Beaucoup de choses sont facilitées avec les réseaux sociaux. Regardez comme les nouvelles vont vite, on peut dire les choses et les dénoncer. Je pense qu’on doit se servir de ces réseaux-là.
Ils ont la possibilité de parler de leurs origines et de leur histoire et de celle de leurs parents, des sujets qui sont presque encore tabou aujourd’hui.
L6MAG : En dehors de votre carrière de comédienne, vous êtes aussi engagée en politique. Qu’est-ce qui vous a motivée à être conseillère de Paris ?

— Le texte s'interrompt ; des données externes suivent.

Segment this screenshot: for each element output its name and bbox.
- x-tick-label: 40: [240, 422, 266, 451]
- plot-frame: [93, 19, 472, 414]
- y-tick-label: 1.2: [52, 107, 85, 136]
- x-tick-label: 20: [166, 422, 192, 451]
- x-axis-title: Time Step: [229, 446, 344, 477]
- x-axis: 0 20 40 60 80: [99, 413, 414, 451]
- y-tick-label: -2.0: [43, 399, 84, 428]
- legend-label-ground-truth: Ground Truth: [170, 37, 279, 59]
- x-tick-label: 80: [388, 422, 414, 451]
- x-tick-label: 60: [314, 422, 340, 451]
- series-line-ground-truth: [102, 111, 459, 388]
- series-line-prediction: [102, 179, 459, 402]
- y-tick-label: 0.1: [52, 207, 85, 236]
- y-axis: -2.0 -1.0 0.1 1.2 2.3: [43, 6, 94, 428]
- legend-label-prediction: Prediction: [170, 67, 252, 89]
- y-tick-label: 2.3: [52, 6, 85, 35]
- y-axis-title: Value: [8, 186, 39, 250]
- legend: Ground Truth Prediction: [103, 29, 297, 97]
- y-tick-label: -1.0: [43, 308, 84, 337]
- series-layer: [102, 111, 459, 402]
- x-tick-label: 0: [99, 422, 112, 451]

Firmine : Le défi, et parce que nous, les Noirs antillais, n’étions représentés nulle part en métropole, dans les instances politiques ou sur liste électorale ni à droite ou gauche. J’étais la première Antillaise. Car nous, Antillais, nous votons, mais n’étions pas en position éligible. Ce qui est aberrant, car cela fait cinquante ans que je suis en France.
Je me suis demandée si on allait me dire non, ce qui ne fut pas le cas ; j’ai donc compris que c’est parce que l’on ne demandait pas. Quand on vit dans ce pays, on doit prendre part à la vie politique. J’ai donc écrit au PS pour demander à être sur la liste en position éligible. Comme quoi, il suffit de vouloir faire les choses et de s’imposer. Mais si on m’avait dit non, je n’aurais pas hésité à le faire savoir.
Ma satisfaction est que cela a fait des émules, et certaines personnes qui n’allaient jamais voter parce qu’elles ne se reconnaissaient pas dans le paysage politique sont allées voter. Les gens ont tous envie d’être représentés, qu’ils soient asiatiques, juifs, etc.
L6MAG : Demander n’est pas toujours aussi simple, c’est toute une éducation
Firmine : Effectivement, pour la génération de nos parents qui sont venus ici, ce n’était pas leur préoccupation première. Ils étaient concentrés sur leur travail, leurs besoins primaires, et n’avaient pas le temps d’oser. Maintenant, notre génération doit oser avant de penser que l’on puisse leur refuser quelque chose.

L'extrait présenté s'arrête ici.